Comme d’autres professionnels de santé, nous observons quotidiennement le mal-être de nos concitoyens : fatigue, angoisse, stress, voire épuisement, s’exprimant parfois sur le mode de l’agressivité. Nous compatissons avec l’attention et la disponibilité nécessaires, jusqu’à « encaisser » quand le ton monte…
Il est vrai que cet état préexistait. Bien sûr la crise sanitaire n’a rien arrangé, puisque la solitude ou la promiscuité contraintes, l’ample recours au télétravail, les peurs d’être contaminé(e)s comme d’être licencié(e)s… participent de la dégradation de l’élan vital et des relations humaines.
Si certains expliquent ces plaintes par le cumul de contraintes de toutes sortes qui pèsent sur les individus et les privent de trouver du sens à leur vie et de l’optimisme, d’autres font l’hypothèse que nos contemporains s’imposent des exigences de perfection et de performance. Dans ce contexte, l’affirmation d’une telle souffrance « existentielle » - qui semble atteindre n’importe qui – en arrive à s’exprimer sous la forme de besoins de sommeil, de repos, de fuite.

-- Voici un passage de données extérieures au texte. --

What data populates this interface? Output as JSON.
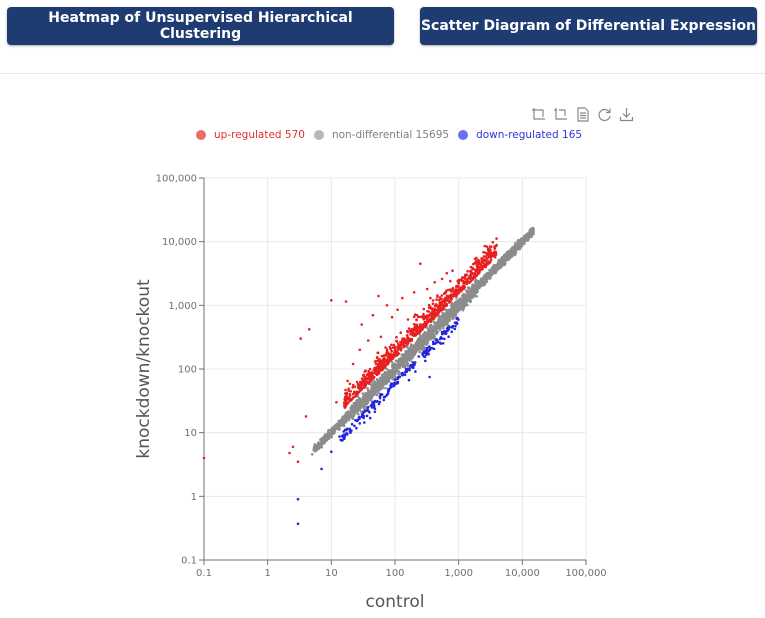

La crise du Covid-19 a révélé combien dans un tel climat, les offres les plus diverses en matière de santé sont devenues pour de nombreux concitoyens un recours essentiel pour arriver à tenir le coup. Il y a un an, les questions concernant les médicaments éventuellement utiles pour prévenir ou lutter contre ce virus revenaient sans cesse. Les premiers vaccins étant mis au point, les interrogations se portaient sur leur composition, les conditions de leur évaluation et leurs éventuels effets secondaires… Aujourd’hui il s’agit de l’approvisionnement : va-t-on pouvoir en profiter ? Et quand ? Y en aura-t-il assez ? Les médias n’arrangeant rien à l’affaire en s’emparant de prises de parole parfois intempestives, l’empressement pour obtenir des réponses de la part de professionnels avisés signe d’autant le degré élevé d’inquiétude générale.
Aujourd’hui notre profession est plus que jamais impliquée dans la gestion de cette crise, et c’est tant mieux. Notre rôle de soignant n’en est que plus important pour écouter, informer, expliquer, mais aussi démentir tant de contre-vérités. Face au scepticisme ambiant, ne s’agit-il pas de rappeler, avec patience, avant tout le recours au bon sens, distiller des informations qui relèvent de la raison scientifique, et argumenter à partir d’évaluations rigoureuses. Souhaitons que notre profession, par son exemplarité, réponde à cette exigence de rigueur scientifique et d’esprit critique, afin de battre en brèche ces raisonnements trop simplistes ou ces thèses partisanes qui alimentent tant de réseaux sociaux. N’est-il pas de notre responsabilité de transmettre la culture humaine et scientifique qui nous a formés et nous a si souvent réjouis.